For Gold, Peace, and Freedom


Overcoming Rejection in the Workplace

October 1st, 2010

workplace-rejection.jpgThis article by Owen Scott is a personal narrative that addresses the issue of dealing with rejection in the workplace as an employee. However, if you happen to be an employer who is faced with the sometimes difficult task of rejecting a job applicant, please see my previous article on how to write a job applicant rejection letter.

A few years ago, while I was still working on my bachelor’s degree, I was employed by a home remodeling company. The company itself had hit a rough spot with employees at the time. One of the foremen had gotten fired and the boss was testing loyalties, as the recently fired gentleman was starting his own business. The other regular employees and I fell into the middle of it all and it began to feel like a parental separation where the parents were trying to figure out where their kids wanted to go.

The boss had recently bid on a job fixing up a house that a guy had just received after his father passed away. We were tasked with fixing up the house just well enough to sell. The first day on the project started the day after the firing. I happened to be good friends with the man who was fired.

The first day the other foreman and I were sent to tend to the masonry work on the brick exterior. The other foreman decided it would be acceptable to just slop on the mortar and then try to clean it up after it all dried, so on the second day I spent about 10 hours trying to scrape off the excess mortar by hand. The third day I started right where I’d left off and the boss showed up. He was very upset and suggested I use a mechanical grinder to clean the rest. After lunch that day he pulled me aside and told me he “thought I was smarter than this” and that “he had power tools for a reason.” The foreman just stood idly by and watched me get verbally ripped apart. I was told that the customer didn’t think that my work was worth what my boss was billing us out for and that I seemed to be an amateur. Effectively what I was hearing was that though I’d worked with him for almost five years and performed well for that duration he was going to make a direct decision apparently based on what this customer had said rather than ask for my side of the story.

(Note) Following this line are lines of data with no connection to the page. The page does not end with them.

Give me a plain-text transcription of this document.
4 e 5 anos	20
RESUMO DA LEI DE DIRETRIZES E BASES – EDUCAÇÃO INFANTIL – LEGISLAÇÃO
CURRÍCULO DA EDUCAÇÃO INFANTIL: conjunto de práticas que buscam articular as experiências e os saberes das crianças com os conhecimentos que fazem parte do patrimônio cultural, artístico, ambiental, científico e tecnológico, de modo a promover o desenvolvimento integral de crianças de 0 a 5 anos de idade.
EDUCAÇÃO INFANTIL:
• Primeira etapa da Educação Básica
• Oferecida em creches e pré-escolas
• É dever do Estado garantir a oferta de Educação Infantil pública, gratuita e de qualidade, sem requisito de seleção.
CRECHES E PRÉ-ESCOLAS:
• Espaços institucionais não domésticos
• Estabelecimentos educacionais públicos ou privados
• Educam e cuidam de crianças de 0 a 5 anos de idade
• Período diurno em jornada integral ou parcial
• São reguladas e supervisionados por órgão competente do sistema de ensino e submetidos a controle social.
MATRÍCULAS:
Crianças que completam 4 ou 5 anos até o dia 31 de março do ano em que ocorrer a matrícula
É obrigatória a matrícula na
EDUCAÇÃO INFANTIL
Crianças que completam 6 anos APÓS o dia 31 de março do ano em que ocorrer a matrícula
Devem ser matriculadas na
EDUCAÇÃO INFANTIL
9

In that line of work with that employer we learned as we went. If it needed to be done, it had to be done and if I didn’t know how to do it, I learned very quickly. However, I wasn’t aware that a power grinder would make the job easier; I was afraid of marring the brick. The foreman never informed me otherwise. I was under the impression that scraping with a scraper and wire brush was the appropriate method of cleaning up.

In the end I didn’t have the heart or the fight in me to throw it back on the foreman and explain my misunderstanding or the lack of information given to me. I wasn’t happy at work any longer and the country was on the brink of recession. Home remodeling was dwindling, even for the high priced clients. My boss telling me that I was a disappointment and that my work had been sliding, despite his praises two weeks prior, was all I needed to begin looking for a new job.

I sent out a resume to an archaeological firm. It took some convincing, but I did it. I had contacted an old friend who assured me I was doing the right thing and gave me some tips on interviewing, the most important being to send a thank you note for my interviewer’s time. This new job was exactly what I needed. I love going to work every day, it’s not a chore and I don’t live in fear that on a whim I’ll be berated to test my loyalties.